Mark Fell is another British electronic bod often found in experimental realms – such as Focal Music (The Tapeworm), on which none of his music is actually heard. Rather, three musicians were recorded listening to some of his weirder excursions in headphones and playing along. Notable among them is Laura Cannell, a wonderful violinist from Norfolk, who I could listen to sawing away all day.
French composer Delphine Dora keeps up a moderately prolific release schedule – Les Fruit De Mes Songes (Bezirk) was new when I bought it after a performance in November, and she’s already released something else. These eight pieces combine harpsichord, piano, organ and Dora’s ethereal vocal to captivating effect.
Mike Vest is a verbally quiet, sonically deafening guitarist – possibly my favourite working in the UK underground – who has at least six projects on the go right now, all showcasing his FX-drenched psychedelic wall-of-noise style. Lush Worker is a solo venture, with a cassette, Realms, out on Hominid Sounds. You get half an hour or so of wonderful warped riffs on tape, plus another hour’s worth to download for free. Cushty.
Noods is an internet radio station based in Bristol and dedicated to weird dance music. One particular two-hour broadcast, by Ossia and Robin Stewart, has been preserved on tape – yep, the lesser spotted C120 – and it’s a trippy gem: other people’s music spun into fuzzy soundscapes, sludgy beats and a nicely Bristolian V-sign to genre restrictions. Ossia’s RwdFwd distro might still have a copy if yer quick.
Want to get Midi Drum Compositions 1 by Jaxson Payne aka Dtub? Well the label, Fractal Meat Cuts, are all out, but he’s playing in Cardiff (where he currently lives, in fact) on Sun 12 Feb, so might have his own copies to sell. I’m hugely taken with this release, which pumps and clatters in the style of early techno or Belgian new beat but was apparently all recorded live in one take. Don’t ask me how.
Oh Peas!’ EP How To Come Back From The Total Annihilation Of Your Self (Diet Pops) is also a homebaked Cardiff product, recorded solo while housesitting last year. Sparse arrangements, vocals and guitar only for the most part, suit a suite of songs with evidently personal and specific subject matter. Oh Peas!, aka Rosie Smith, just released a digital EP as Tim’s Rice – a duo with Euros Childs, once of Gorky’s Zygotic Mynci, who are covered on this tape.
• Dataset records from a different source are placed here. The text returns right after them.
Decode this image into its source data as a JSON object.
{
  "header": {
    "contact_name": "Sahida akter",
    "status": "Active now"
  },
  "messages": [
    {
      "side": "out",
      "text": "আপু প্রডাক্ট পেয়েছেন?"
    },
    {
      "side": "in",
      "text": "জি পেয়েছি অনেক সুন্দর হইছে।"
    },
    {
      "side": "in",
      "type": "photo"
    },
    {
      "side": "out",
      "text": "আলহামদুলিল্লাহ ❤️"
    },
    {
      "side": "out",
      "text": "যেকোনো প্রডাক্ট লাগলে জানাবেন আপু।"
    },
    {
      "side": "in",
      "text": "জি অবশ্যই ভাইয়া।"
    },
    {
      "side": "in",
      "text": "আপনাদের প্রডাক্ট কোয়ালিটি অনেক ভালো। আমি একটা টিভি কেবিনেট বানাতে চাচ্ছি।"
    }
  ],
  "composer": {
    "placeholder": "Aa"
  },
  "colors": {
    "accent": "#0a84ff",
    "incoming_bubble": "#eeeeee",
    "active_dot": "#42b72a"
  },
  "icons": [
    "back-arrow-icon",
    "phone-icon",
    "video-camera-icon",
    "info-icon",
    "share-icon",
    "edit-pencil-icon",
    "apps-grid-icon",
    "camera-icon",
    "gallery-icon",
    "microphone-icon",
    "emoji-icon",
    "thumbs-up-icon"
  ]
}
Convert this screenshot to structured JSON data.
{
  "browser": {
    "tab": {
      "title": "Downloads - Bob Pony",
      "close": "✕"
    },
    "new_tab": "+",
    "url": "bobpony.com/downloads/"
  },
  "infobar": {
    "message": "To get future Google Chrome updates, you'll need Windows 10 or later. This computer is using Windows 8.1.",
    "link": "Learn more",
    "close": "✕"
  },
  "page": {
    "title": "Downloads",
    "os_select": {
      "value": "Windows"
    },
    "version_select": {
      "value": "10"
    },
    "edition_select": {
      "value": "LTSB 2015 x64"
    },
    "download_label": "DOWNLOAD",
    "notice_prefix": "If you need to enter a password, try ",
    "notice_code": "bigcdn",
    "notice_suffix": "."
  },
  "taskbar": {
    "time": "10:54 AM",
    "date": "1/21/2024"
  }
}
Finally, The Bots: a teenage band who supposedly recorded these four songs into a boombox in 1983 and have had them released by Bristol’s FuckPunk label, with a toilet roll tube for a sleeve. Even by the standards of UK DIY, I’m Gay (an anti-homophobia statement through the medium of schoolboy puerility) and Shit Dixon are supremely inept, but an enlightening time capsule unearthed. Unless it turns out that it’s all some weird prank, as I half-suspect.
ASOMVEL (Fuel, Cardiff, Sat 4), JON LANGFORD’S MEN OF GWENT (Le Pub, Newport, Sat 11; Ynysddu Progressive Club, Sun 12), SOCCER96 (Gwdihw, Sat 11), THOUGHT FORMS (The Full Moon, Tue 14), WOLF GIRL and DISJOY (Gwdihw, Tue 14), SACRED PAWS, SPINNING COIN and NEUROTIC FICTION (Undertone, Sun 19) and COURTNEY MARIE ANDREWS (Clwb Ifor Bach, Tue 28) all help to tickle 2017 into life this month.